Can Güven E. , Yazıcı Güvenç S. , İlhan F. , Varank G.

ENVIRONMENTAL RESEARCH, vol.212, 2022 (Journal Indexed in SCI) identifier identifier identifier

  • Publication Type: Article / Article
  • Volume: 212
  • Publication Date: 2022
  • Doi Number: 10.1016/j.envres.2022.113451
  • Title of Journal : ENVIRONMENTAL RESEARCH
  • Keywords: Advanced oxidation, Central composite design, Industrial wastewater treatment, Peroxymonosulfate, Transition metals, RESPONSE-SURFACE METHODOLOGY, ADVANCED OXIDATION PROCESSES, LANDFILL LEACHATE TREATMENT, ELECTROCHEMICAL OXIDATION, DEGRADATION, ACTIVATION, PERSULFATE, PEROXYMONOSULFATE, ELECTROOXIDATION, TECHNOLOGIES

Abstract

Treatment of paint manufacturing industry wastewater by electrooxidation (EO) process in which peroxymonosulfate (PMS) and transition metals are added was investigated.
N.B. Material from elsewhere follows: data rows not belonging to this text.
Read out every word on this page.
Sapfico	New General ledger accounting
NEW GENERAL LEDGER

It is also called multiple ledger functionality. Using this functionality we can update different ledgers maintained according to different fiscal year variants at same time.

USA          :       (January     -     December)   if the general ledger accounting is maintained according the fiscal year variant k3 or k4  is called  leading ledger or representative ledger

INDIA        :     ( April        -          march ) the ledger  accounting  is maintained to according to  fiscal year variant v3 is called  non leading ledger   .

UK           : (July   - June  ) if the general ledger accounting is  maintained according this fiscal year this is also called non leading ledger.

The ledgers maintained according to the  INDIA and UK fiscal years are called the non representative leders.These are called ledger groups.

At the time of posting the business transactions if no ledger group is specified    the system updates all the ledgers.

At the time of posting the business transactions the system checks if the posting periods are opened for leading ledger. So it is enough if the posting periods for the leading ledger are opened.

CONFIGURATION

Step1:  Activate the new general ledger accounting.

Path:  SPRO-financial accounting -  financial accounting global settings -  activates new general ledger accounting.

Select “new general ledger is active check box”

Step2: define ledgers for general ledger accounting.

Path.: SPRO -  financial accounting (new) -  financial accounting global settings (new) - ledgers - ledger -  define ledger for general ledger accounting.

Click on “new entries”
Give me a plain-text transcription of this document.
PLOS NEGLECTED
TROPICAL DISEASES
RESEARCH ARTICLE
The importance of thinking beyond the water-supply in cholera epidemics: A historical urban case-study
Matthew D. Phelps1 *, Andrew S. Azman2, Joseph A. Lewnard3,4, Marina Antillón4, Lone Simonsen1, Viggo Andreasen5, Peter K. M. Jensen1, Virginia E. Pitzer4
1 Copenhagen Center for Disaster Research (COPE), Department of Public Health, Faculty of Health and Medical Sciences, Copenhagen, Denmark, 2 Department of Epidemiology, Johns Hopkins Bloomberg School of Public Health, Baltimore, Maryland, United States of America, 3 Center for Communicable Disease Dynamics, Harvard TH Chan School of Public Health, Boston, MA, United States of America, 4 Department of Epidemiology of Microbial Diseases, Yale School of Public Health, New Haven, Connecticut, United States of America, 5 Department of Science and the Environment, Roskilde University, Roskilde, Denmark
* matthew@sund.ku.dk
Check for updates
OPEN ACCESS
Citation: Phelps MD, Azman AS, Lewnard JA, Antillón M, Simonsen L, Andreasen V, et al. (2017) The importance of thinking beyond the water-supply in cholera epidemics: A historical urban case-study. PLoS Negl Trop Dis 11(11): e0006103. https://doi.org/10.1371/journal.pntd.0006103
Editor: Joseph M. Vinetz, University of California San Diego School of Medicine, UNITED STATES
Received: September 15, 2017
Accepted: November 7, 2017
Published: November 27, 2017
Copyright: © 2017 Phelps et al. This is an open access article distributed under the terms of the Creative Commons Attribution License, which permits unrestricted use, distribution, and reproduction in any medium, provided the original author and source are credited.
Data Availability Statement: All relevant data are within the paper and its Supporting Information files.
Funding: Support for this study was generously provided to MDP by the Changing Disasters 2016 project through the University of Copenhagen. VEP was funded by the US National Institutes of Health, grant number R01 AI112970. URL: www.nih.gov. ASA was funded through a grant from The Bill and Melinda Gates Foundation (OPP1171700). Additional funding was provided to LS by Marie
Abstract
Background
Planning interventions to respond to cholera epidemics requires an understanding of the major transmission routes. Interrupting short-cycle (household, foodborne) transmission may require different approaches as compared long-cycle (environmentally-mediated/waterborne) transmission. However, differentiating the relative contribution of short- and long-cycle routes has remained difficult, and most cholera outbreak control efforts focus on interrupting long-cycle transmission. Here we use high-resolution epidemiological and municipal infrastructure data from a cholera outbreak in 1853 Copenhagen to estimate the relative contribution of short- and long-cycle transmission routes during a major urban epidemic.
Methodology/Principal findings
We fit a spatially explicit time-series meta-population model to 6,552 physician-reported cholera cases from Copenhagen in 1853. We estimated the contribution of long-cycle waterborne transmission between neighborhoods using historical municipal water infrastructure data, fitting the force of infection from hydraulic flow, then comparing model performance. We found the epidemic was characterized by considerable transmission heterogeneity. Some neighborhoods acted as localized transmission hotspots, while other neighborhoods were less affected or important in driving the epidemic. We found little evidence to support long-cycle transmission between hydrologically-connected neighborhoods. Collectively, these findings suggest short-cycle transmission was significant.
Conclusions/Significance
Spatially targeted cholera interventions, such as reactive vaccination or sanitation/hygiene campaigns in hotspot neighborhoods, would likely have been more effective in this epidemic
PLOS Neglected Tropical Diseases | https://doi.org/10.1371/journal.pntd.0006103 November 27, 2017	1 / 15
In the EO/PMS process, graphite was the cathode while different anode materials (Ti/IrO2, Ti/RuO2, and Ti/SnO2) were used. The anode with the highest chemical oxygen demand (COD) and true color removal efficiency was selected. To determine the catalyst effect on the process, different transition metals (Fe2+, Cu2+, Zn2+) were added and Fe2+ was chosen as the catalyst which provided higher removal efficiency and lower cost. The central composite design was applied for the optimization of the process variables of the EO/PMS/Fe2+ process. Current density, PMS dose, Fe2+ dose, and reaction time were process variables whereas COD and true color removal efficiency were system responses. Under optimum conditions (200 A/m2 current density, 14 mM PMS dose, 2.5 mM Fe2+ dose, 60 min reaction time), the estimated COD and true color removal efficiency by the model were 74.89% and 99.86%, respectively. The experimentally obtained COD and true color removal efficiencies as a result of validation studies were 74.28% and 99.03%, respectively. Quenching experiments showed that hydroxyl and sulfate radicals were both involved in the process.